McGuire’s Bianco honored as distance learning hero

NORTH PROVIDENCE – Gov. Gina Raimondo congratulated McGuire Elementary School’s Marissa Bianco this month for winning a $1,000 Cox Heroes of Distance Learning grant.

The grants were awarded to teachers who “emerged as heroes to students and families depending on them to keep their school work on track,” according to a release from the company.

Cox asked members of the community and school departments which teachers were truly excelling at distance learning, rewarding educators with $1,000 awards to make over their virtual classrooms.

Bianco, a teacher of 1st-graders, said distance learning went better than expected. It began slowly, with lessons on how to sign into their computers for the day. She used programs such as Google Classroom to post links to resources, stories for students to listen to, pre-recorded lessons and other activities.

“It becomes easier every year because kindergarteners are now using more Chromebooks, and come into 1st grade with some knowledge of computers,” she said. “When teaching them things like how to place your fingers on the keyboard, computer lessons starting in kindergarten makes things easier.”

When her classroom transitioned to online, Bianco said, “We had to really scale back due to the new environment they were in. You don’t really know how many distractions there are at home, even for myself. The tiniest little disruption can make it difficult for them to learn.”

With students used to their routines in school, Bianco said she tried to maintain as much normalcy in her home classroom as possible.

“I was extremely blessed with my students and their families, who jumped right into distance learning,” she said, also thanking McGuire principal Bruce Butler for “being there for everything I needed. If I wanted to give something a shot he’d let me.”

Butler said Bianco managed her home classroom as closely to school scheduling as she could.

“She engages her students, even online. We did have some kids at McGuire not participate, and sometimes kids check out, but Marissa’s kids stayed on until the very end,” he said.

If needed, Bianco met in small groups or one-on-one with students or their parents.

“I still had parents working from five to five every day, trying to get the school work going early in the morning,” she said. “If needed, I’d jump on the video one-on-one to play a game or read a book. Whatever the parents needed, really.”
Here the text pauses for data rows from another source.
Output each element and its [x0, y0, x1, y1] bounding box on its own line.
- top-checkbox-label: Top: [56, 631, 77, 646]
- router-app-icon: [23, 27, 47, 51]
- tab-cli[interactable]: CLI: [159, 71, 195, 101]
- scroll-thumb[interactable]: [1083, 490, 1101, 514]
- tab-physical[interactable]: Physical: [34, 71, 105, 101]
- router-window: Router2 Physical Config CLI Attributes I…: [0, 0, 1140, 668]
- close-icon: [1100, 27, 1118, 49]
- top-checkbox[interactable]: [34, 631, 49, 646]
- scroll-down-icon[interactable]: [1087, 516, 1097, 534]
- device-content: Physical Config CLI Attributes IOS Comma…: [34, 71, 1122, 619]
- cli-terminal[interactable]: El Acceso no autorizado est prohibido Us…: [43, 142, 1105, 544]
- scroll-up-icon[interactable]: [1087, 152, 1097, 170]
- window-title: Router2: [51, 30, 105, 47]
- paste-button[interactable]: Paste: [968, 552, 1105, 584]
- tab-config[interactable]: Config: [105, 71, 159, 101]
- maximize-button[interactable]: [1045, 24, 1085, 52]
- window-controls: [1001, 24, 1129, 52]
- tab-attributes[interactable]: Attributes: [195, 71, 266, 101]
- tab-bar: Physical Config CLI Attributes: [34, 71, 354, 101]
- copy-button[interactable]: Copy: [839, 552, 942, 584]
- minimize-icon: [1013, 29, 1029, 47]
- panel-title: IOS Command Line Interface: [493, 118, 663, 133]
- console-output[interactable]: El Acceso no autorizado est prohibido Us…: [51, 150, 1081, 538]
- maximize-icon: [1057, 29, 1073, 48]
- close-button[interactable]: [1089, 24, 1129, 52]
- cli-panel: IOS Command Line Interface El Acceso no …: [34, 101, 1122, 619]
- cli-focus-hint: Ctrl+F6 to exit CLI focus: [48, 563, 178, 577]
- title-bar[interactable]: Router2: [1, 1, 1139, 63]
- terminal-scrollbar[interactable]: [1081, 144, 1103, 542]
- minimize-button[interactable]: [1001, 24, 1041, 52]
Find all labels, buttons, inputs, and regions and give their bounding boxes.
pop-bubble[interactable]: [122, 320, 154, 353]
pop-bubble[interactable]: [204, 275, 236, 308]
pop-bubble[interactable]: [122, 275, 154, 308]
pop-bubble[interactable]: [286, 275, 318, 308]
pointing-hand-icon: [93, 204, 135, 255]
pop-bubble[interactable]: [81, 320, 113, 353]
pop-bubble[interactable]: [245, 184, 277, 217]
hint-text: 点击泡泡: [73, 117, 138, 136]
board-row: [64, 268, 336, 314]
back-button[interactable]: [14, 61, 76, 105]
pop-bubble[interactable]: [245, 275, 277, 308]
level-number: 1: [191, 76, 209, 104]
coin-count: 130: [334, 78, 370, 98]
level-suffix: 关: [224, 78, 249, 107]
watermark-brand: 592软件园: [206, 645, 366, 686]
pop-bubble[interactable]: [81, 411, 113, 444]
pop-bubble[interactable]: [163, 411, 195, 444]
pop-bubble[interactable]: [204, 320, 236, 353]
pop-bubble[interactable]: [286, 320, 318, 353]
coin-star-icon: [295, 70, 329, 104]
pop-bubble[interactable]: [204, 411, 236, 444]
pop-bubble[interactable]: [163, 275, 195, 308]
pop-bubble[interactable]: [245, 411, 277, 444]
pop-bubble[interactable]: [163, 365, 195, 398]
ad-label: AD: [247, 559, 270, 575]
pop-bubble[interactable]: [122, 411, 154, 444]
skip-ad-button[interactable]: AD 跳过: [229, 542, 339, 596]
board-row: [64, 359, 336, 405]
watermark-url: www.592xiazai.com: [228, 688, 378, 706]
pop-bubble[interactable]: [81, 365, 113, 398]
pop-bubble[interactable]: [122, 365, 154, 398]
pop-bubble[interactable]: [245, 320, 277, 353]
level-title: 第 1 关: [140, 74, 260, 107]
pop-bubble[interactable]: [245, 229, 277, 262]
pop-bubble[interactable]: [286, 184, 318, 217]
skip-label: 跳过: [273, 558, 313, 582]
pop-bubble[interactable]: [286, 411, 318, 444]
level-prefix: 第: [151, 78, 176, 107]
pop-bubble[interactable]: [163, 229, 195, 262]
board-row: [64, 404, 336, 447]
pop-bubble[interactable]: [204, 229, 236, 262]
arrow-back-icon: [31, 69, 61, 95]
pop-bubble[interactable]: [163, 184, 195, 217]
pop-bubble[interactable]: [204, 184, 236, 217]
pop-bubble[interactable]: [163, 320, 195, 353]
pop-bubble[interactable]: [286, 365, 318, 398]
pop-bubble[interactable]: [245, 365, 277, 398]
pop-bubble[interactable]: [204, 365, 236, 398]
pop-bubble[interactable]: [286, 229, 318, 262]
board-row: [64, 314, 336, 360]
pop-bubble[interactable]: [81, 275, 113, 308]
She recorded give-minute “brain breaks for students,” giving them a chance to stretch during the day to a workout video related to their current lesson.

Butler said Bianco became known for using her cat or other objects around the house during lessons.

Often, she conferenced with students during lunch to chat and connect.

“I tried to bring my own life into it,” she said. “They want to know their teacher is a normal person and has a normal life. We just talked a lot of the time, shared things, brought things like pets or siblings to the morning meeting.”

Bianco said distance learning during the pandemic helped her become closer to her students despite physical distancing.

“Families and teachers had no option but to get to know each other really quickly,” she said.

Bianco said distance learning changed her thought process on teaching in the classroom, focusing more on the quality of the content versus the quantity.

When teaching about 3D shapes, she asked her students to find objects around their house. When teaching about land formations, students built rivers in their homes using blue towels and clothes, and mountains out of pillows and other items.

Bianco said she looks forward to bringing that element back next year, and “better helping prepare my students with real-world skills.”

Bianco, who received her Cox grant at the end of the school year, said she plans to put the money next year toward classroom technology.